Как-то, зайдя к Корчицу в не застав его, я занялся чтением свежих газет. Внезапно дверь кабинета распахнулась и на пороге появился офицер с волнистыми, зачесанными назад темными волосами.
Полковник Мариан Спыхальский, представился он.
Встреча была весьма кстати. Меня интересовал размах партизанского движения в Польше, а, по словам Корчица, лучше Спыхальского, бывшего начальника штаба Армии Людовой, никто этого не знал.

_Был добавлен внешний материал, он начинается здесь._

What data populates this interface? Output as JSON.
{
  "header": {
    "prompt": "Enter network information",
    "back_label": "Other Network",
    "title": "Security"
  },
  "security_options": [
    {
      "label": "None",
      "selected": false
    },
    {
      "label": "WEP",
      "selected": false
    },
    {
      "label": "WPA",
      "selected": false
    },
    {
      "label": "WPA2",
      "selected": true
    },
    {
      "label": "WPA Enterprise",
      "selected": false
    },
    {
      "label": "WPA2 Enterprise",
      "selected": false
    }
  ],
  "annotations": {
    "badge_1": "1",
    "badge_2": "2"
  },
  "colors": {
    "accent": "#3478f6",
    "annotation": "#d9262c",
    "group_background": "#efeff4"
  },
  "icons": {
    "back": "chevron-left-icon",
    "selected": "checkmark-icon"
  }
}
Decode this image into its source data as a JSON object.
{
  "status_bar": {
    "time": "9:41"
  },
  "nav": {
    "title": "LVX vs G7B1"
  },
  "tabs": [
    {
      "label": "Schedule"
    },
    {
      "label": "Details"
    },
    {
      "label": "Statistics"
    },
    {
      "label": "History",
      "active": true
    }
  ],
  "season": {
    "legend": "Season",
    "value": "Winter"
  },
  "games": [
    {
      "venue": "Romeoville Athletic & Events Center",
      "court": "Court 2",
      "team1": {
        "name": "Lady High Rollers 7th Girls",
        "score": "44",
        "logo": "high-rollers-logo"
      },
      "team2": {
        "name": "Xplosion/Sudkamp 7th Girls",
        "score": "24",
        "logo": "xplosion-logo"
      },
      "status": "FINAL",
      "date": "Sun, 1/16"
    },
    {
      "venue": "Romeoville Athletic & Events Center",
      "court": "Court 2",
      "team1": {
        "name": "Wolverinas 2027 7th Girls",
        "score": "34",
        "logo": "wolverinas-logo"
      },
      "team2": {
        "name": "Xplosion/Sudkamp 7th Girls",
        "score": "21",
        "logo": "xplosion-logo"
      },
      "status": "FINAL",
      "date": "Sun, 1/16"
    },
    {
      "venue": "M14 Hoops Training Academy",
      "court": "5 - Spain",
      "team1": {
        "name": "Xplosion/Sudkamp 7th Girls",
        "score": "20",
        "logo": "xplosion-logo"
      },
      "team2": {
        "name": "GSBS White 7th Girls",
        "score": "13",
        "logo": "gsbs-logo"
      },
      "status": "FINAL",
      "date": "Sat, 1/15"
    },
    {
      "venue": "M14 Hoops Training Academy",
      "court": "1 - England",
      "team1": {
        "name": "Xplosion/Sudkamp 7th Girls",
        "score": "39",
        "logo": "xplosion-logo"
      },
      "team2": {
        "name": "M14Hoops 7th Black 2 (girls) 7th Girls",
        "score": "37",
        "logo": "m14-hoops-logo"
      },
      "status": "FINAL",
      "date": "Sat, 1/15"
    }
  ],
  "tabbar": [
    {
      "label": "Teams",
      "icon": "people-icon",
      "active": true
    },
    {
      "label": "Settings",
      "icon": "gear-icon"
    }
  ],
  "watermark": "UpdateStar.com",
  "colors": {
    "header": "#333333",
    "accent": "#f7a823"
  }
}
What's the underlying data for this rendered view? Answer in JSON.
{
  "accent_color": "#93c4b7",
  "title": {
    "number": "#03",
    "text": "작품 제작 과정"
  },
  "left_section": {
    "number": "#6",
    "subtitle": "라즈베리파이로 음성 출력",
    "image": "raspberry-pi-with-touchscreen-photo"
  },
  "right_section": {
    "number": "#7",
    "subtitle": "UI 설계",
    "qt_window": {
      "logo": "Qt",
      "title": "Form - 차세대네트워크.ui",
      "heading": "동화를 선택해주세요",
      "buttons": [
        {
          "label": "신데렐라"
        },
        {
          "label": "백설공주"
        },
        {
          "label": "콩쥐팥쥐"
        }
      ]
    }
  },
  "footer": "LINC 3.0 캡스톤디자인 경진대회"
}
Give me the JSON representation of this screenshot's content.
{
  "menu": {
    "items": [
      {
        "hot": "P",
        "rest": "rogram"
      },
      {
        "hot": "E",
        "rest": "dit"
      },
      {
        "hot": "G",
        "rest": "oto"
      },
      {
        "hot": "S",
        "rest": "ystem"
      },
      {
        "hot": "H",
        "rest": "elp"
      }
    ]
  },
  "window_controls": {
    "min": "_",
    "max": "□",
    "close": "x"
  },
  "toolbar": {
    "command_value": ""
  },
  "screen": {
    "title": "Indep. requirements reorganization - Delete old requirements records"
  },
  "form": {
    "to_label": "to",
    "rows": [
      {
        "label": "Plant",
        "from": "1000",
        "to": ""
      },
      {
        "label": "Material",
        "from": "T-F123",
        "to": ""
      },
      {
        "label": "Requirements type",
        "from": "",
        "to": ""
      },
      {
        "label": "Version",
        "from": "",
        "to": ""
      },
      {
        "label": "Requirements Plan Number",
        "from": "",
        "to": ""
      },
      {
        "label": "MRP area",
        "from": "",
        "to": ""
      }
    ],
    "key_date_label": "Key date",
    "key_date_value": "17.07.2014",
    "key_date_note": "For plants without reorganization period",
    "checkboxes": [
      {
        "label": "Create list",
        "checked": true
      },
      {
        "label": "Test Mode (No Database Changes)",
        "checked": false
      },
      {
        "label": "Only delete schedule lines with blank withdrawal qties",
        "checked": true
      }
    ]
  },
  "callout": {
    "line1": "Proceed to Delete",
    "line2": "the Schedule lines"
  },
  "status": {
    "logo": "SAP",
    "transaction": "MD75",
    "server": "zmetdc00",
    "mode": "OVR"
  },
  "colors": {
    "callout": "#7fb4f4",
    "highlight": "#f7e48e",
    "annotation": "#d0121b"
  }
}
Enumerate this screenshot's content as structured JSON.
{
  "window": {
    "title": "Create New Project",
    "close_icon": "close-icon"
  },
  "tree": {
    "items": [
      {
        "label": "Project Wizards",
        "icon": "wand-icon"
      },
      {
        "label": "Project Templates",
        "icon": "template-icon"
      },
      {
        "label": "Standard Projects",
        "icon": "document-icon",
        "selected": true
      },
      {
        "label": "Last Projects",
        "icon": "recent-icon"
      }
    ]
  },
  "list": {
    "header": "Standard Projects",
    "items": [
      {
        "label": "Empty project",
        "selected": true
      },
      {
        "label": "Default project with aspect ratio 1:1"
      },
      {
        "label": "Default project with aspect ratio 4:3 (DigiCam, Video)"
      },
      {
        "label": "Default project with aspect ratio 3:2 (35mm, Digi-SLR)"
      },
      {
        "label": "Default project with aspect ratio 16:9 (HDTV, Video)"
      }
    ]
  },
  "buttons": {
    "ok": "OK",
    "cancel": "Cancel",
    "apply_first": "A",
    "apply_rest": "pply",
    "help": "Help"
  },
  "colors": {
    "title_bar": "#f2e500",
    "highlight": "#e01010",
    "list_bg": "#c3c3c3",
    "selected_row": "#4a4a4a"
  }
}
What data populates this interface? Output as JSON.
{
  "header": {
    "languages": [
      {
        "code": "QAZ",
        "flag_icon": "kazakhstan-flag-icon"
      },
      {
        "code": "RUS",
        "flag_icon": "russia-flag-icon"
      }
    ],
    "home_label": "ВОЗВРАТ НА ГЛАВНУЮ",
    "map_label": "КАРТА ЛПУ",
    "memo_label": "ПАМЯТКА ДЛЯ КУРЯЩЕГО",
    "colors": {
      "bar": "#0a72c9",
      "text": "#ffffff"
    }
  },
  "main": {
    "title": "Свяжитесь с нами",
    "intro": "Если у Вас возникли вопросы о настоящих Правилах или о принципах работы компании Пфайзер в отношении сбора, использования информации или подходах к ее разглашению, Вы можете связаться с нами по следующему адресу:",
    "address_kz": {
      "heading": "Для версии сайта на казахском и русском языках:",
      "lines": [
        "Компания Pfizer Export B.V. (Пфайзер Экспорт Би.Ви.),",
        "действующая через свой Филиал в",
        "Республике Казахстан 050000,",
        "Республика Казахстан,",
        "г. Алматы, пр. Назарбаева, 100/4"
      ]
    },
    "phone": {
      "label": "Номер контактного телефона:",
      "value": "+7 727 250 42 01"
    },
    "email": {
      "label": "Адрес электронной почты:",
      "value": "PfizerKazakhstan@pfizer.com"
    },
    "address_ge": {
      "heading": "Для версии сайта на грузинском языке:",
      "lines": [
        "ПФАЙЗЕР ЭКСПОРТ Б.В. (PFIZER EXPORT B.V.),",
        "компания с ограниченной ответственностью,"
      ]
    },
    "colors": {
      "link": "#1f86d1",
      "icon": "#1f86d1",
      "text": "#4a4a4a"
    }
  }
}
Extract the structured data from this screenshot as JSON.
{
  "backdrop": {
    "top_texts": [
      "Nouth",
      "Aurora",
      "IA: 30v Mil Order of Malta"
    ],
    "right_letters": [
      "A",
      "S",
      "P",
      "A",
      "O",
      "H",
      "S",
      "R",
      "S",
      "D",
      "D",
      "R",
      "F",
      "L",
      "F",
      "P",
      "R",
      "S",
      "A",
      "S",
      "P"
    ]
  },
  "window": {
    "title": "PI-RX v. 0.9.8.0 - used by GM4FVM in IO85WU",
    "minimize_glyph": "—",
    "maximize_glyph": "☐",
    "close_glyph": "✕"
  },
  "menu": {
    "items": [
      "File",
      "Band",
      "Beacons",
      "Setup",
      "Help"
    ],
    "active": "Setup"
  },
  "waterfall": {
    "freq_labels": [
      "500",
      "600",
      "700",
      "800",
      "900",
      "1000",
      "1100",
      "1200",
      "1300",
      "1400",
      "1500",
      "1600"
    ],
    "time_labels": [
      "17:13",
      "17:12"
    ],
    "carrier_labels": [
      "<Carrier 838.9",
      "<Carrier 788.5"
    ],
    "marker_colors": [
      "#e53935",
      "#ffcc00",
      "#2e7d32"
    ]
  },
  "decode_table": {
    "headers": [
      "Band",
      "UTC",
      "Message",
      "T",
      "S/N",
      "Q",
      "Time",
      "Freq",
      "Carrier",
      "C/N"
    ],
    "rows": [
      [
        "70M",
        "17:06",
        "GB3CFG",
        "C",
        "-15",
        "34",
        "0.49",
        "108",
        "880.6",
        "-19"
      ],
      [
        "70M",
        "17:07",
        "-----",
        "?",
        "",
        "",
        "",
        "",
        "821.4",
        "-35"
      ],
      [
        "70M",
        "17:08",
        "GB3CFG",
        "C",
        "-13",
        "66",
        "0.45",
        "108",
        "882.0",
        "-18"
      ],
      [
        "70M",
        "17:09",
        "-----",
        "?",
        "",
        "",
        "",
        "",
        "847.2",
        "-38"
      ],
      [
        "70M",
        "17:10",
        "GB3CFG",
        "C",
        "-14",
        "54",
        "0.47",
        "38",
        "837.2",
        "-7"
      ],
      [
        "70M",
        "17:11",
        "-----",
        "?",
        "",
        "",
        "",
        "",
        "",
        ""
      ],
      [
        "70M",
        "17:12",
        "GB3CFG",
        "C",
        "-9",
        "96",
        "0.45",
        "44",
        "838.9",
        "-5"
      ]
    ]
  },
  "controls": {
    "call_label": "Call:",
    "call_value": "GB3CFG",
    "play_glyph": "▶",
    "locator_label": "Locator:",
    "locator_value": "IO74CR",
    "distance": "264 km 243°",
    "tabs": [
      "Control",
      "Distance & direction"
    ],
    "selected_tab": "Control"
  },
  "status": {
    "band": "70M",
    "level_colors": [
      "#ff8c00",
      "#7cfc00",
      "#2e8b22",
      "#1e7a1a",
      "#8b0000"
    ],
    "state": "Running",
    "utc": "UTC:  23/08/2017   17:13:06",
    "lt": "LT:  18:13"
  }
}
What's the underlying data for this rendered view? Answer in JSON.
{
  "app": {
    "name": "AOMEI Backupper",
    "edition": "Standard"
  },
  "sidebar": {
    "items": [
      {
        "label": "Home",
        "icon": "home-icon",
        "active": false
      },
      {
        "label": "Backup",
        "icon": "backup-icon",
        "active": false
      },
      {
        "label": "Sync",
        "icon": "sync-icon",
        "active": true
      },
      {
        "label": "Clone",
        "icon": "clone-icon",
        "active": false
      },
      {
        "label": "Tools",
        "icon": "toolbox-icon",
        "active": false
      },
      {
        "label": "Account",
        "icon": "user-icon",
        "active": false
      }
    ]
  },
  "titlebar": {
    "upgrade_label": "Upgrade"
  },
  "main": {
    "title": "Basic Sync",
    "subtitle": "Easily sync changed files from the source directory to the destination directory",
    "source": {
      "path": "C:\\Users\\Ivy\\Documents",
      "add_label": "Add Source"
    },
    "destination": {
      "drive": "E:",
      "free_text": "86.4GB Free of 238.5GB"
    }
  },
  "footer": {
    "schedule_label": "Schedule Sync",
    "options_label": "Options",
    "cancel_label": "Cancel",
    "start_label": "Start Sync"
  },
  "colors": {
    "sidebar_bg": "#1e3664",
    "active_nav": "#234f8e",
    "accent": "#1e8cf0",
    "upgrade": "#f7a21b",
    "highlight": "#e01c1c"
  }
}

Полковник сообщил, что пришел к Корчицу проститься перед отъездом: правительство назначило его на пост президента Варшавы, после того как ее освободят. Мы разговорились. Из беседы я узнал, кстати, что Спыхальский вовсе не кадровый офицер, а инженер-архитектор. Военным его сделала война.
Я спросил о партизанах.
Вы сами поляк, ответил Спыхальский, и знаете, что многовековая история Польши научила народ вести борьбу с поработителями. Как только к нам пришли немцы, появились и партизаны. Но особенно широкий размах движение приняло после нападения фашистов на Советский Союз.
Спыхальский порылся в своем портфеле, достал какую-то бумагу.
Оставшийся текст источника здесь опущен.